Enforcement Context and SEC Action Patterns
Rule 139 enforcement typically arises in circumstances where a participating broker-dealer's research report, purportedly satisfying the industry research pathway of Rule 139(a)(2), in fact gives the offering issuer materially greater prominence or more favourable treatment than the comparable issuers nominally included in the same report — a pattern that would defeat the rule's core premise that genuine industry-wide coverage, rather than issuer-specific promotion disguised as broader coverage, justifies the safe harbour's availability.
Similarly, enforcement scrutiny has addressed circumstances where a broker-dealer's claimed regular publication practice under Rule 139(a)(2)(v) was in fact initiated or substantially modified in connection with the specific offering, undermining the regular course of business characterisation that the rule's industry research pathway requires.
The Division of Corporation Finance and FINRA's research analyst oversight functions have addressed Rule 139 compliance questions in the context of underwritten offerings by both seasoned and less seasoned issuers, with particular attention to whether issuer-specific eligibility claims under Rule 139(a)(1) are properly substantiated and whether industry research claims under Rule 139(a)(2) reflect genuine pre-existing coverage practices rather than offering-specific research activity dressed in industry research form.
Examination Relevance and Key Takeaways
Rule 139 is examined at the Series 7 and Series 65 levels as the safe harbour addressing the most direct gun-jumping scenario among the research report rules — research about the very securities a broker-dealer is distributing. Candidates should understand the rule's two alternative qualifying pathways: the issuer-specific pathway, conditioned on Form S-3 or Form F-3 registrant eligibility, minimum public float or qualifying non-convertible securities status, or well-known seasoned issuer status under Rule 405; and the industry research pathway, conditioned on the research report's inclusion within a broad, regularly published, non-discriminatory coverage list that does not give the offering issuer disproportionate prominence.
The rule's extension to Rule 144A and Regulation S offerings under Rule 139(b) and (c) is a relevant examination concept at the Series 65 level, illustrating how the gun-jumping research report safe harbours operate consistently across registered, private placement, and offshore offering contexts.
The key points to retain are these. Rule 139 excludes a participating broker-dealer's research report about the securities it is distributing from the offer and prospectus definitions of Sections 2(a)(10) and 5(c), provided either the issuer satisfies Form S-3 or Form F-3 registrant eligibility — including minimum public float, qualifying non-convertible securities status, or well-known seasoned issuer status — or the research report is part of a broad, regular, non-discriminatory industry research practice that does not give the issuer materially greater prominence than other covered issuers.

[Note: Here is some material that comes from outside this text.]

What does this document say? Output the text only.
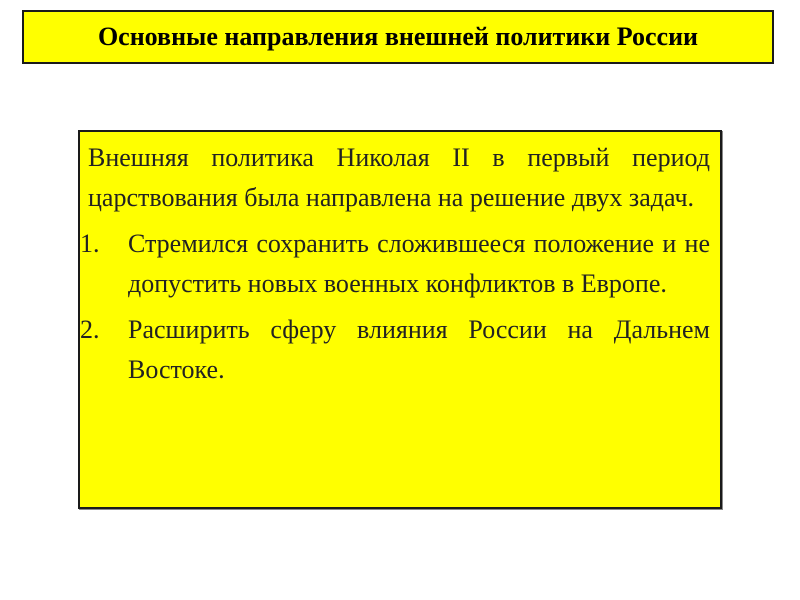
Основные направления внешней политики России

Внешняя политика Николая II в первый период царствования была направлена на решение двух задач.

1.	Стремился сохранить сложившееся положение и не допустить новых военных конфликтов в Европе.
2.	Расширить сферу влияния России на Дальнем Востоке.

The safe harbour extends to research connected with Rule 144A private offerings and Regulation S offshore offerings, confirming that qualifying research reports do not constitute general solicitation, general advertising, or directed selling efforts in those contexts. Rule 139 completes the integrated trio of research report safe harbours alongside Rule 137 and Rule 138, addressing the scenario presenting the greatest theoretical gun-jumping risk through the most calibrated set of qualifying conditions. Rule 139 was last amended December 13, 2018 and no further amendments are pending through June 2026.